After years of development and numerous iterations, the latest Dream Chaser spaceplane has successfully completed its first captive carry flight test over the Mojave Desert. Hoisted up by a Chinook helicopter, the Dream Chaser will undertake one more captive carry test flight in the near future before embarking upon its first free flight later in the year.

In early 2016, NASA awarded three private companies contracts to deliver cargo to the International Space Station (ISS) over the coming years. Alongside Orbital ATK's Cygnus and SpaceX's Dragon, the Dream Chaser signed up to execute a minimum of six missions to the ISS between 2019 and 2024. As well as delivering supplies, the missions need to be able to return cargo safely back to Earth.

The Dream Chaser project stands apart from the other two, capsule-based programs in that it is the only craft of the three capable of a runway landing and its particular design gives it the ability to land on any large-scale commercial airport runway in the world.
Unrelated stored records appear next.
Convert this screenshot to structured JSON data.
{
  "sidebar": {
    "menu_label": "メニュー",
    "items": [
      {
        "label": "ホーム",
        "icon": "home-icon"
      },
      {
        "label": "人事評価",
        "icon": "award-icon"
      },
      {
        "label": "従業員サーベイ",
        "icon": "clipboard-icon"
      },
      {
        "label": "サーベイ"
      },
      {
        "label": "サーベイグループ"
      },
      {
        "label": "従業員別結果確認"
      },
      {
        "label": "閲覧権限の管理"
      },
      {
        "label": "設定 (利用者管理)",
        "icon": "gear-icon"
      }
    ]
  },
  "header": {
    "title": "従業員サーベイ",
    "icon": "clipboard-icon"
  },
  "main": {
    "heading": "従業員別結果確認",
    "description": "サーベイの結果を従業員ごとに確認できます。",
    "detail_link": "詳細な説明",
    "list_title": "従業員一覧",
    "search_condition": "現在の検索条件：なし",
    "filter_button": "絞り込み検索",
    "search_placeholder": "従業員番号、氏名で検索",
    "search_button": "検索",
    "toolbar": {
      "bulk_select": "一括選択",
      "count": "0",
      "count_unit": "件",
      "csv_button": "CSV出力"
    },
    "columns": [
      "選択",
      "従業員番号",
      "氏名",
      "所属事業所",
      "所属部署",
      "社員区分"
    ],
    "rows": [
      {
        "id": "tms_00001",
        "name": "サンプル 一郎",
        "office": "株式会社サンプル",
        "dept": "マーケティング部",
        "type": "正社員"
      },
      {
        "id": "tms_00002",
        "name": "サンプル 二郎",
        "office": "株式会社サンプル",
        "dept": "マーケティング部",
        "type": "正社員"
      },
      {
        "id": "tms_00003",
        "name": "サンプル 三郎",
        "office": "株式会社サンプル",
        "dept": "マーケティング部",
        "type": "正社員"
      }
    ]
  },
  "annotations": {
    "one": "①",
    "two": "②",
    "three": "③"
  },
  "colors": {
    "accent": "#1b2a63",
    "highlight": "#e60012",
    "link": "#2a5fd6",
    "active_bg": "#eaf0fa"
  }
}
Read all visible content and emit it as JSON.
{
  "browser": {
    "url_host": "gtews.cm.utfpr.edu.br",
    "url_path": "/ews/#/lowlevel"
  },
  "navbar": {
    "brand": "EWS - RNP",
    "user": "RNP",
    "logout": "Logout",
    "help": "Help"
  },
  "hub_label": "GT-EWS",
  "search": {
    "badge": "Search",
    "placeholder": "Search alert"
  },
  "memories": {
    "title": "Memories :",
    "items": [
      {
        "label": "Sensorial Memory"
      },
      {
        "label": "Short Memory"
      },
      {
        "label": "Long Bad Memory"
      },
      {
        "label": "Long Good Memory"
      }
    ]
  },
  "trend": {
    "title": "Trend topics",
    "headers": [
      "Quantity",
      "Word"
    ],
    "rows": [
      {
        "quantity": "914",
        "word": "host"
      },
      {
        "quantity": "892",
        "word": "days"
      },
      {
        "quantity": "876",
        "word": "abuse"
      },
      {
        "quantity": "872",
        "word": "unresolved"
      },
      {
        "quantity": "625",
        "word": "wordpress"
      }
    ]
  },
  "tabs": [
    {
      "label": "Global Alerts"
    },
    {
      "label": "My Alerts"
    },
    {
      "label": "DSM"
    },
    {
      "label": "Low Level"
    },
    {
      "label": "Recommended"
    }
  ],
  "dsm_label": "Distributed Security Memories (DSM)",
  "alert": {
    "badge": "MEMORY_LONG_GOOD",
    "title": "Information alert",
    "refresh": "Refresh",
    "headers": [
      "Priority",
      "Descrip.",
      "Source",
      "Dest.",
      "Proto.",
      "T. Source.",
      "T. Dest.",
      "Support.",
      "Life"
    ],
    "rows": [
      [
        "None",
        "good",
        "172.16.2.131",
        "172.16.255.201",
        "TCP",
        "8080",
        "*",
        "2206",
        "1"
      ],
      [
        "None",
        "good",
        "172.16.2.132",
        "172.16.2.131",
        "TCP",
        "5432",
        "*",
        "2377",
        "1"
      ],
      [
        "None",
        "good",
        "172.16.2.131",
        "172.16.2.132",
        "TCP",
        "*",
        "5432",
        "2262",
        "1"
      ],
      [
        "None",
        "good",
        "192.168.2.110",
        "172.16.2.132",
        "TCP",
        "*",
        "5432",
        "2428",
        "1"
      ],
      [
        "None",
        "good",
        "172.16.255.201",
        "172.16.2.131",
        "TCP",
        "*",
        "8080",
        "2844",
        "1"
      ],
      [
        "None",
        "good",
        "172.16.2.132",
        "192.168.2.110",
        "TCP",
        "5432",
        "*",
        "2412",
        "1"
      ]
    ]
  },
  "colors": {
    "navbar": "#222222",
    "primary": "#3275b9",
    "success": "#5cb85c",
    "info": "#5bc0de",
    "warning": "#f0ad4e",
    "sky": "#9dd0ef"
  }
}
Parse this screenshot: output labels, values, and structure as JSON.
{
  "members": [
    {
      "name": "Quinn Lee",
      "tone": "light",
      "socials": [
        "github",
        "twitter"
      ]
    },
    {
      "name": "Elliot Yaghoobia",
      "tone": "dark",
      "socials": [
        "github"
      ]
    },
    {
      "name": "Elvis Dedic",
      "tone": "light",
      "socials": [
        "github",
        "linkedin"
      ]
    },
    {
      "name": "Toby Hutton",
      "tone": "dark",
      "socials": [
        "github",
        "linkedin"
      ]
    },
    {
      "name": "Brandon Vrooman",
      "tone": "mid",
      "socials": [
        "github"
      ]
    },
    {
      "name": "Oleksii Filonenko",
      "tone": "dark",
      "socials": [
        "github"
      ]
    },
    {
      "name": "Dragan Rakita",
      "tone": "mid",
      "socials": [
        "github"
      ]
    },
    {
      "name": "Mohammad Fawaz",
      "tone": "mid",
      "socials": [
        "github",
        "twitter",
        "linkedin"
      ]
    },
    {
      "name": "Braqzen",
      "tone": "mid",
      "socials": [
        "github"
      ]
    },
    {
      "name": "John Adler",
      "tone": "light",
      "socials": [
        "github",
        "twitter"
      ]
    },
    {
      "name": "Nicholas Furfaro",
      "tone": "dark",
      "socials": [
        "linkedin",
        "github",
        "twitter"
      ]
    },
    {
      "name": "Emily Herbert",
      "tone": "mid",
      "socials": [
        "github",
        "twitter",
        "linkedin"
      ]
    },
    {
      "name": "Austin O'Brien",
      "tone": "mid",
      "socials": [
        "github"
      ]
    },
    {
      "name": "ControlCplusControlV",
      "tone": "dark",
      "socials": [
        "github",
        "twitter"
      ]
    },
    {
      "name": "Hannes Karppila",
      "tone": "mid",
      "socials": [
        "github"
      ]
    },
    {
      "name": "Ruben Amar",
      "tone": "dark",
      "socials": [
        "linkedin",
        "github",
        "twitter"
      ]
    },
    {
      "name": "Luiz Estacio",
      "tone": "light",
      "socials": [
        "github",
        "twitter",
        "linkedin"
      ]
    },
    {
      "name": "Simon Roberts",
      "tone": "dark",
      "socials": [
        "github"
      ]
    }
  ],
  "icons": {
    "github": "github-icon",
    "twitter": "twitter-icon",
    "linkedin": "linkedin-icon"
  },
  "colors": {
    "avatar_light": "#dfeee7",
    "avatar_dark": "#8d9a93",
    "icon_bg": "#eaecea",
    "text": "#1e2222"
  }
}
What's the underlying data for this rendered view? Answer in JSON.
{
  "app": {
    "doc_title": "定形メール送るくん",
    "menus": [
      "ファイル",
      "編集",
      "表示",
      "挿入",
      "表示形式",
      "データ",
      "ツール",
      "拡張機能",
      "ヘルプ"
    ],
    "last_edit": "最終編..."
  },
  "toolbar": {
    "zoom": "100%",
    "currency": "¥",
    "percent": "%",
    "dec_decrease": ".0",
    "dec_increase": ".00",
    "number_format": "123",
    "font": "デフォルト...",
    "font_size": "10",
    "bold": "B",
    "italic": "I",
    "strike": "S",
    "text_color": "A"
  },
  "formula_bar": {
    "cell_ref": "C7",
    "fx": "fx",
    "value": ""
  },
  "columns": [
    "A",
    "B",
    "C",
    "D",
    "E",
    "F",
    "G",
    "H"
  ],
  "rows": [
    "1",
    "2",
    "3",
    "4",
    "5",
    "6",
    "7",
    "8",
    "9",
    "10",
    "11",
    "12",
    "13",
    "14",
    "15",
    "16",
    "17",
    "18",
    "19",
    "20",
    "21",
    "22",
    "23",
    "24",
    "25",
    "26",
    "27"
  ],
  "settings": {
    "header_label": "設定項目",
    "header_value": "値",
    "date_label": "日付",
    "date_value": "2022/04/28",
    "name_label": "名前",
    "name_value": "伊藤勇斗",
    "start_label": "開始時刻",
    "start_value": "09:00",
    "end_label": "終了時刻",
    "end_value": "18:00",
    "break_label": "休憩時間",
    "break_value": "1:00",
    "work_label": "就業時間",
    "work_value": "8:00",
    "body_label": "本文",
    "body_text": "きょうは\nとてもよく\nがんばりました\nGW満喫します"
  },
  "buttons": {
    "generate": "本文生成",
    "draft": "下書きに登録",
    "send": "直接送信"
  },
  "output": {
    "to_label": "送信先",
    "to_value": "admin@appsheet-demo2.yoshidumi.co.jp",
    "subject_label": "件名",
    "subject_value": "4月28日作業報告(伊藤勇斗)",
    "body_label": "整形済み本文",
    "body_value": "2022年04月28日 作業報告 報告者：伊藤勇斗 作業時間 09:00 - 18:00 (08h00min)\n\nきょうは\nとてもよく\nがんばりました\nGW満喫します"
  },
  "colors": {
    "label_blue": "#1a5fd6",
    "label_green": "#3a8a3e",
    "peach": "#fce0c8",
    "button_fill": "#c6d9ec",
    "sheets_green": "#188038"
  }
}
This feature has proved of great interest to other space organizations around the globe, with the UN also showing interest in the Dream Chaser project.

It has been a rocky road to this day for the Dream Chaser project after initially losing a NASA contract aimed at ferrying crew from Earth to the ISS. The Sierra Nevada Corporation (SNC) subsequently redesigned the craft, creating a new unmanned version tailored to the transportation of cargo.

This current Dream Chaser design is capable of carrying both pressurized and unpressurized cargo, it features foldable wings, and is "launcher-agnostic," meaning it will be compatible with a variety of rocket platforms. SNC also suggests the Dream Chaser is easily modified into a manned variant that could support future crew transportation missions.

The latest captive carry test that saw the craft lifted to an altitude at which it would be released before a free flight test and allowed the engineers to monitor a variety of factors in a flight environment and obtain data to evaluate several of its systems.

"We are very pleased with results from the Captive Carry test, and everything we have seen points to a successful test with useful data for the next round of testing," says Lee "Bru" Archambault, SNC's director of flight operations.